Si le concept a été développé aux États-Unis vers 1990, la notion est née au XIXe siècle au Royaume-Uni[2]. C'est, en partie, à travers la culture britannique, sa littérature (Shakespeare, les enquêtes de Sherlock Holmes, Lewis Carroll et Alice au pays des merveilles) ou, par l'adoption par de nombreux pays, de normes comme les notions de fair-play et d'amateurisme (que l'on doit à Thomas Arnold, un préfet des études du collège de Rugby[2]), que le Royaume-Uni a pu exercer au XIXe siècle et au début du XXe une forte influence.

Origine du concept[modifier | modifier le code]
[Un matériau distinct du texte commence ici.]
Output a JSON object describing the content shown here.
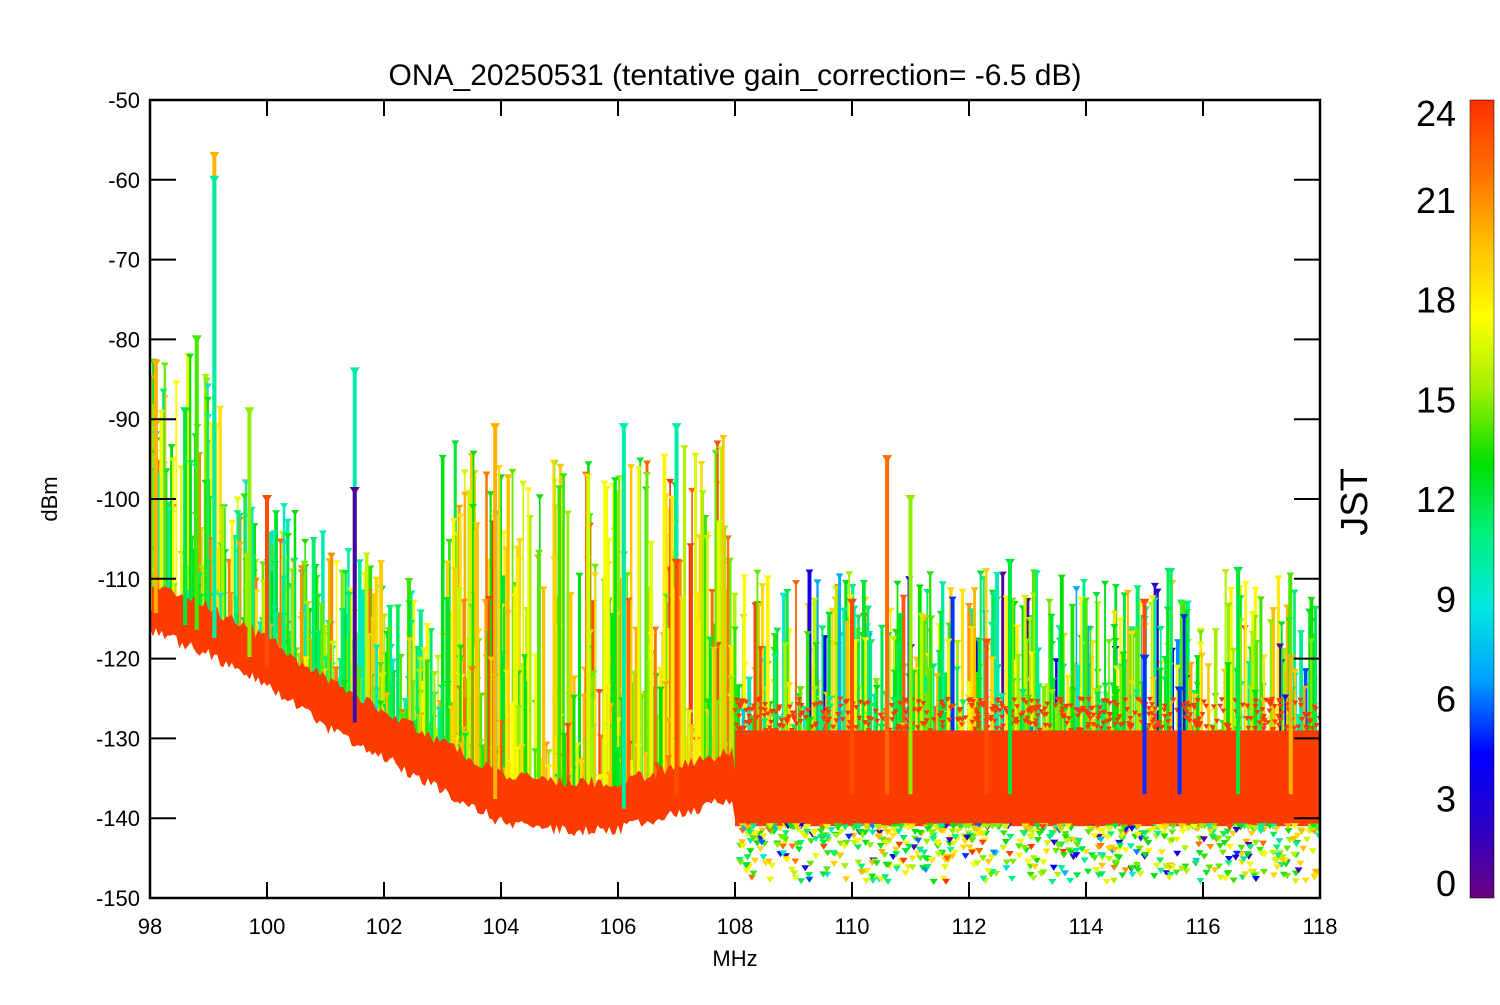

Le concept fut proposé par Joseph Nye en 1990 dans Bound to Lead[3], un ouvrage écrit en réaction aux thèses qui évoquaient le déclin de la puissance américaine (notamment de Paul Kennedy, dans son ouvrage Naissance et déclin des grandes puissances : transformations économiques et conflits militaires entre 1500 et 2000[4]). Nye affirmait que la puissance américaine n'était pas en déclin puisque le concept de puissance n'était plus le même et devait être reconsidéré. D'une part, les États-Unis étaient et resteraient longtemps la première puissance militaire, et d'autre part le « rattrapage » économique par l'Europe et le Japon était une conséquence prévisible d'un retour à la normalité après les inégalités dues à la Seconde Guerre mondiale. Mais surtout, Joseph Nye soutient que désormais les États-Unis disposent d'un avantage comparatif nouveau et amené à jouer un rôle croissant à l'avenir : la capacité de séduire et de persuader les autres États sans avoir à user de leur force ou de la menace. Pour Joseph Nye, il s'agit d'une nouvelle forme de pouvoir dans la vie politique internationale contemporaine, qui ne fonctionne pas sur le mode de la coercition (la carotte et le bâton), mais sur celui de la persuasion, c'est-à-dire la capacité de faire en sorte que l'autre veuille la même chose que soi. Selon Joseph Nye, le soft power ou la puissance de persuasion reposent sur des ressources intangibles telles que l'image ou la réputation positive d'un État, son prestige (souvent ses performances économiques ou militaires), ses capacités de communication, le degré d'ouverture de sa société, l'exemplarité de son comportement (de ses politiques intérieures mais aussi de la substance et du style de sa politique étrangère), l'attractivité de sa culture, de ses idées (religieuses, politiques, économiques, philosophiques), son rayonnement scientifique et technologiques. La place d'un État au sein des institutions internationales lui permettant de contrôler l'ordre du jour de ses débats (et donc de décider de ce qu'il est légitime de discuter ou non) et de figer des rapports de puissance au moment où ils lui sont le plus favorables.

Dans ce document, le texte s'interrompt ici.